Untersuchung von Hamburger Cum-Ex-Fall: Ehrenerklärung für Scholz
Im Hamburger Untersuchungsausschuss zum Steuer-Fall der Warburg-Bank versichern die Zeugen, die Senatsspitze habe das Verfahren nicht beeinflusst.
So versicherte Christoph Krupp (SPD), der ehemalige Leiter der Senatskanzlei, heute Vorstandssprecher der Bundesanstalt für Immobilienaufgaben und Impfstoffbeauftragter der Bundesregierung, die Senatsspitze sei zwar über den Fall Warburg informiert gewesen, er habe aber „nichts davon mitbekommen, dass die Politik auf die Steuerverwaltung Einfluss genommen hat“.
In den Jahren 2016 und 2017 hatte sich das Hamburger Finanzamt mit der Frage zu befassen, ob Kapitalertragssteuern aus sogenannten Cum-Ex-Geschäften, die sich die Bank hatte zurückerstatten lassen, zurückgeholt werden sollten. Andernfalls würden die Rückforderungen verjähren. In beiden Jahren ging es um Kapitalertragssteuer, die sich die Bank zwar hatte erstatten lassen – aber nie bezahlt hatte. Die Bank argumentiert, ein anderer Beteiligter der in Rede stehenden Cum-Ex-Geschäfte hätte die Steuer entrichten müssen.

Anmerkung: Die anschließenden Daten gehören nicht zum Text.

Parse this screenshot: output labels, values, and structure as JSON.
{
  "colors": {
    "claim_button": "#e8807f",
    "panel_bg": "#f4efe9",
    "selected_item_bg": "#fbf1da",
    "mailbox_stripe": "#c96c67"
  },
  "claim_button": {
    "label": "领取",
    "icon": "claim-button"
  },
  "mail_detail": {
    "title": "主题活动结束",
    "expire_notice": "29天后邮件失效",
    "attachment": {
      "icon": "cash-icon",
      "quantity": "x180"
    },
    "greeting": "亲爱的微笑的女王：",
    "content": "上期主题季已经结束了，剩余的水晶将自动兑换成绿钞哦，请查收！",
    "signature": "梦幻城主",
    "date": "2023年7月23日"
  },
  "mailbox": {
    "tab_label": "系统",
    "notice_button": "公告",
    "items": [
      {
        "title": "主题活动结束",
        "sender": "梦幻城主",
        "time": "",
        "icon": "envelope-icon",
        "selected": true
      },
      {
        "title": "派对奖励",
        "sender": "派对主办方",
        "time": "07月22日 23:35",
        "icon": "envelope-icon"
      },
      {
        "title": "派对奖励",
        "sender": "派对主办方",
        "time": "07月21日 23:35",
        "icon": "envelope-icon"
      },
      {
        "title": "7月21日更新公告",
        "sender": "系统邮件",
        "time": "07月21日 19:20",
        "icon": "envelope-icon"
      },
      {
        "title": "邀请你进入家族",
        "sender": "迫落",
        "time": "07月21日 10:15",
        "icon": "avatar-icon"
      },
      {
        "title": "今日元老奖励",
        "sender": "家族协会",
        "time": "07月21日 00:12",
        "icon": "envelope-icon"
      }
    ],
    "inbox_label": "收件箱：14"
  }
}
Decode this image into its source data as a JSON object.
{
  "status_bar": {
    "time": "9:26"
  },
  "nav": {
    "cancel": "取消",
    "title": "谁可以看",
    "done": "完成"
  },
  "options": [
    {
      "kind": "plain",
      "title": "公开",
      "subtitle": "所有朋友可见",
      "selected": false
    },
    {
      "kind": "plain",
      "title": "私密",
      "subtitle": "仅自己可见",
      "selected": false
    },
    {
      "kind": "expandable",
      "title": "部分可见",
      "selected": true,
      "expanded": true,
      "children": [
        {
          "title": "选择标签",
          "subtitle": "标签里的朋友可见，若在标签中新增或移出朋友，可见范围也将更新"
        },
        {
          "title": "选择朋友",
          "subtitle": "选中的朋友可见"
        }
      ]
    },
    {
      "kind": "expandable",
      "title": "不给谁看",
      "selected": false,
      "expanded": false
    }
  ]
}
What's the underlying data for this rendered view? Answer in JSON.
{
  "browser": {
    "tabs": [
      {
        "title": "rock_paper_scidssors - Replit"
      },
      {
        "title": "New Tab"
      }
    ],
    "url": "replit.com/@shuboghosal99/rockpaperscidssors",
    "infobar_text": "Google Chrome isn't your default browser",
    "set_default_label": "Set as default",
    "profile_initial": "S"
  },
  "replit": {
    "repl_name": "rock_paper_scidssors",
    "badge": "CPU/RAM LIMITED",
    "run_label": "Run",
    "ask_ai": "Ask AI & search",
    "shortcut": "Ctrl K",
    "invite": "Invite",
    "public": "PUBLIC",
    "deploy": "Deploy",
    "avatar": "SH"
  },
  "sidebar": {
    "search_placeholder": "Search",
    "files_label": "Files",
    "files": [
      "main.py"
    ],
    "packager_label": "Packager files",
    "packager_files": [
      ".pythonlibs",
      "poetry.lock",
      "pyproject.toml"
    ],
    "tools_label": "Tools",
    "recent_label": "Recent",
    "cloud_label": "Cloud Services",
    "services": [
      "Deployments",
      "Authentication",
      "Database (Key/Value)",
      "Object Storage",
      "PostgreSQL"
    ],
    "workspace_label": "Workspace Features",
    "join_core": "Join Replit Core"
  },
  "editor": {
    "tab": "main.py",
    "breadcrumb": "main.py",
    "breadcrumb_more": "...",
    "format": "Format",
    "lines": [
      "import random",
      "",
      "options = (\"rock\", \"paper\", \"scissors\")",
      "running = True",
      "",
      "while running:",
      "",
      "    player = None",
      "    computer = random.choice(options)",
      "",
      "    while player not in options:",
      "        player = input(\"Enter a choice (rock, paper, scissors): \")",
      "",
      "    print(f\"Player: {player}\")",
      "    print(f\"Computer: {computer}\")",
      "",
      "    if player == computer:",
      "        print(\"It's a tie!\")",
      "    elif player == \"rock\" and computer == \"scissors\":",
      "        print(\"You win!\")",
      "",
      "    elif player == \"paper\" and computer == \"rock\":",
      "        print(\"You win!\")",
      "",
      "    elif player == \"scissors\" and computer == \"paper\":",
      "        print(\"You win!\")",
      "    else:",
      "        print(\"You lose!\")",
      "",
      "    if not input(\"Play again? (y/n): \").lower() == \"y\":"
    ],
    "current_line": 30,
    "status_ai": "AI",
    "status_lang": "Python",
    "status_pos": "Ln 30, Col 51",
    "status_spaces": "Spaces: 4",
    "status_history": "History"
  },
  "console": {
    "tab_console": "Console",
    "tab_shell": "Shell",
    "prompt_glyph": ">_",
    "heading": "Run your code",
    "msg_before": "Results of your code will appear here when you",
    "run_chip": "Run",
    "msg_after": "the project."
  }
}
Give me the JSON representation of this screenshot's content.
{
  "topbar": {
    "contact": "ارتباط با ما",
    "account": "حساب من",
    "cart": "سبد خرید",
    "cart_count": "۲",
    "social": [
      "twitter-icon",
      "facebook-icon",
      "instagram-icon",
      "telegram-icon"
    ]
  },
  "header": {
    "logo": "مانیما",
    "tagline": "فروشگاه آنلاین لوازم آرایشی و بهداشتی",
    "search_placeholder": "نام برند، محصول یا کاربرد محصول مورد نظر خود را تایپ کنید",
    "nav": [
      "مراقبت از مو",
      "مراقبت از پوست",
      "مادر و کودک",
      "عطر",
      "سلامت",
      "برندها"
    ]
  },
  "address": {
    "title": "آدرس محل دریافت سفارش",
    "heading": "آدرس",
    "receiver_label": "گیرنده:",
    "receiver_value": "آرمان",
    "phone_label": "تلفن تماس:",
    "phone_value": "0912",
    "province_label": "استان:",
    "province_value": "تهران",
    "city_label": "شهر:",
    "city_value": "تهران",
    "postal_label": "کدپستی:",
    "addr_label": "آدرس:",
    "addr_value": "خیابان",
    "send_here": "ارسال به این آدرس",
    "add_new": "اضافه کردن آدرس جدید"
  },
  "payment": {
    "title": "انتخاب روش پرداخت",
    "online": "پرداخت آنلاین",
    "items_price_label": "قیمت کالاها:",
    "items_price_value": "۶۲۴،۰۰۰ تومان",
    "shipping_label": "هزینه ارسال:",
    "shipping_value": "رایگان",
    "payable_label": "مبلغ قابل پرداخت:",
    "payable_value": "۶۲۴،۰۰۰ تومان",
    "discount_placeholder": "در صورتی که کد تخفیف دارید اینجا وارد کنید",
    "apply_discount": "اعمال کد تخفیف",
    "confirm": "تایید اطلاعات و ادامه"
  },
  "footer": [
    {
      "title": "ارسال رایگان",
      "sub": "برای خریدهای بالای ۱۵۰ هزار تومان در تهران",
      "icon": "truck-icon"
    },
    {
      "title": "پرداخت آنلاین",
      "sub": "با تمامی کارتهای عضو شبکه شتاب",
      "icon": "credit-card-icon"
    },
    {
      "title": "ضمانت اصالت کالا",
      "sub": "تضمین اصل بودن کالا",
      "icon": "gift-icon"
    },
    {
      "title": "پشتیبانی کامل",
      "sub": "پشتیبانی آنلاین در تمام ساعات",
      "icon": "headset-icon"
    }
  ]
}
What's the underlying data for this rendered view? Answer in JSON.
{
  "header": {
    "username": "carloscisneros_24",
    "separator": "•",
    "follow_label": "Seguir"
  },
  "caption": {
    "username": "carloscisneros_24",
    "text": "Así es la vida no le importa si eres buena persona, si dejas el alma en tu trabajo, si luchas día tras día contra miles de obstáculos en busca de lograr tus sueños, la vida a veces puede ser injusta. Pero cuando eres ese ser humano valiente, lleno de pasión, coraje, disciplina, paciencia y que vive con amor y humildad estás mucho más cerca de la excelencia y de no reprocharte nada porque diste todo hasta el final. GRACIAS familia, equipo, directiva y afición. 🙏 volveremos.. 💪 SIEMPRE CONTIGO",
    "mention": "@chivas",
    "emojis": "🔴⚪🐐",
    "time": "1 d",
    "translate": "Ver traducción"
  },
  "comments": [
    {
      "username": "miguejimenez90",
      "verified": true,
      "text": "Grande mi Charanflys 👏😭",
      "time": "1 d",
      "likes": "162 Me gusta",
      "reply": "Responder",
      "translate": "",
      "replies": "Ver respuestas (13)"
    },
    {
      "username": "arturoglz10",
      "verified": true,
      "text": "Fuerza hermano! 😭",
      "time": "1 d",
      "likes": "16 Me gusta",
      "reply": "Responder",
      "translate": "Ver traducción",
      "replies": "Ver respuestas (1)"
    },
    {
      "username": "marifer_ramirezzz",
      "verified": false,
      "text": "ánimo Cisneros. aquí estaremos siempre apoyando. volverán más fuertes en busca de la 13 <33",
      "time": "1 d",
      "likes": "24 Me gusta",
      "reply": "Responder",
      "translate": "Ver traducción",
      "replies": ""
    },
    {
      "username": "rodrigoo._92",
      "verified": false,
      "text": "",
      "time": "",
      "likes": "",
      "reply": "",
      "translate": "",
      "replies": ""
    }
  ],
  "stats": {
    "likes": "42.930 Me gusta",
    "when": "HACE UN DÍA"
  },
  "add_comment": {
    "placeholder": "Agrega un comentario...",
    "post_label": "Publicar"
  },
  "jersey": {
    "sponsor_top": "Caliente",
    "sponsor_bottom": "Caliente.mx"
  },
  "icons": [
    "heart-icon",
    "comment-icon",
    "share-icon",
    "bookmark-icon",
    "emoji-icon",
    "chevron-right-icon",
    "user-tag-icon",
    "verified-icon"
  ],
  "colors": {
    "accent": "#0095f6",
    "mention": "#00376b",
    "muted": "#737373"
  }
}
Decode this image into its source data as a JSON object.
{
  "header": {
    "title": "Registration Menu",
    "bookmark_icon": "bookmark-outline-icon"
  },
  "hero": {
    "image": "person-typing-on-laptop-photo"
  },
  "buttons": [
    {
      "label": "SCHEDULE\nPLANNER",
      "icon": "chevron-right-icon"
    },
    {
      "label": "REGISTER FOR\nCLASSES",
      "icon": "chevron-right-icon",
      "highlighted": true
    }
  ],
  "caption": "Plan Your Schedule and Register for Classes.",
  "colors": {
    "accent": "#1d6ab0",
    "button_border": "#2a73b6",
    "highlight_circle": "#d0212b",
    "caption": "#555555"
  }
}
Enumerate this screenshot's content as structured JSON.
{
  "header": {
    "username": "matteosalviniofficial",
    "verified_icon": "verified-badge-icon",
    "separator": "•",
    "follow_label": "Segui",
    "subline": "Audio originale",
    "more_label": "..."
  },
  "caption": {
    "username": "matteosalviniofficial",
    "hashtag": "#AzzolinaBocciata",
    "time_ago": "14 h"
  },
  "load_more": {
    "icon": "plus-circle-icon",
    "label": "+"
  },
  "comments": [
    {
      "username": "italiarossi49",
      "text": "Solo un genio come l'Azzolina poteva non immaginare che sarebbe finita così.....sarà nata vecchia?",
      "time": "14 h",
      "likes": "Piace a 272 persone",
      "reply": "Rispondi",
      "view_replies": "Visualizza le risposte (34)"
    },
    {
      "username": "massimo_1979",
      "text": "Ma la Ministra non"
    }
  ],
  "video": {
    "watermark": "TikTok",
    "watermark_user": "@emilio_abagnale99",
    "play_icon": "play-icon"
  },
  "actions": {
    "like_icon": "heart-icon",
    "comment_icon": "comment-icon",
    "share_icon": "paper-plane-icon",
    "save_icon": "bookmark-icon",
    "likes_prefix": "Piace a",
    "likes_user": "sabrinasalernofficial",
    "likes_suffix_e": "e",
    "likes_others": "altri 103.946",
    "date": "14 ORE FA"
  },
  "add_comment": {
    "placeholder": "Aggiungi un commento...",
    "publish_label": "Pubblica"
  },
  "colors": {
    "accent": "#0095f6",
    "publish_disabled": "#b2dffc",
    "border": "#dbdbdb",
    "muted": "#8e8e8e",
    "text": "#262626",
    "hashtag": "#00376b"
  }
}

Inzwischen ist gerichtlich festgestellt worden, dass es sich bei Cum-Ex um ein Modell handelte, den Fiskus zu schröpfen. Indem Aktien um den Dividendenstichtag herum schnell hin und her gehandelt wurden, ist gezielt verschleiert worden, wer diese zu einem bestimmten Zeitpunkt besaß und steuerpflichtig gewesen wäre.
Bänker im Amtszimmer
Dafür dass die Senatsspitze Einfluss genommen hat, spricht ein plötzlicher Sinneswandel der Finanzverwaltung, die das Geld zunächst zurückfordern wollte. Dazu kommen drei Gespräche, die der damalige Erste Bürgermeister Olaf Scholz in seinem Amtszimmer mit Vertretern der Bank führte und an die er sich zunächst angeblich nicht erinnern konnte.
Außerdem telefonierte der Scholz mit Christian Olearius, einem der der Warburg-Gesellschafter, und empfahl ihm, ein Schreiben, das er bereits ans Finanzamt geschickt hatte, noch einmal direkt an den Finanzsenator Tschentscher zu schicken.
Krupp kann zu diesem Schreiben „nichts sagen“. Tschentschers damaliger Pressesprecher und heutiger Büroleiter Daniel Stricker sagte aus, der Finanzsenator habe das Schreiben „entgegengenommen und das gemacht, was er mit allen Schreiben macht: Er hat es weitergeleitet an das zuständige Fachamt“.
Tschentscher tat das mit der Bitte um Informationen zum Sachstand. Ob so eine Bitte nicht als Signal zum Handeln verstanden werden könnte, fragte der Ausschussvorsitzende Matthias Petersen (SPD). „So funktioniert Verwaltung nicht“, antwortete Stricker.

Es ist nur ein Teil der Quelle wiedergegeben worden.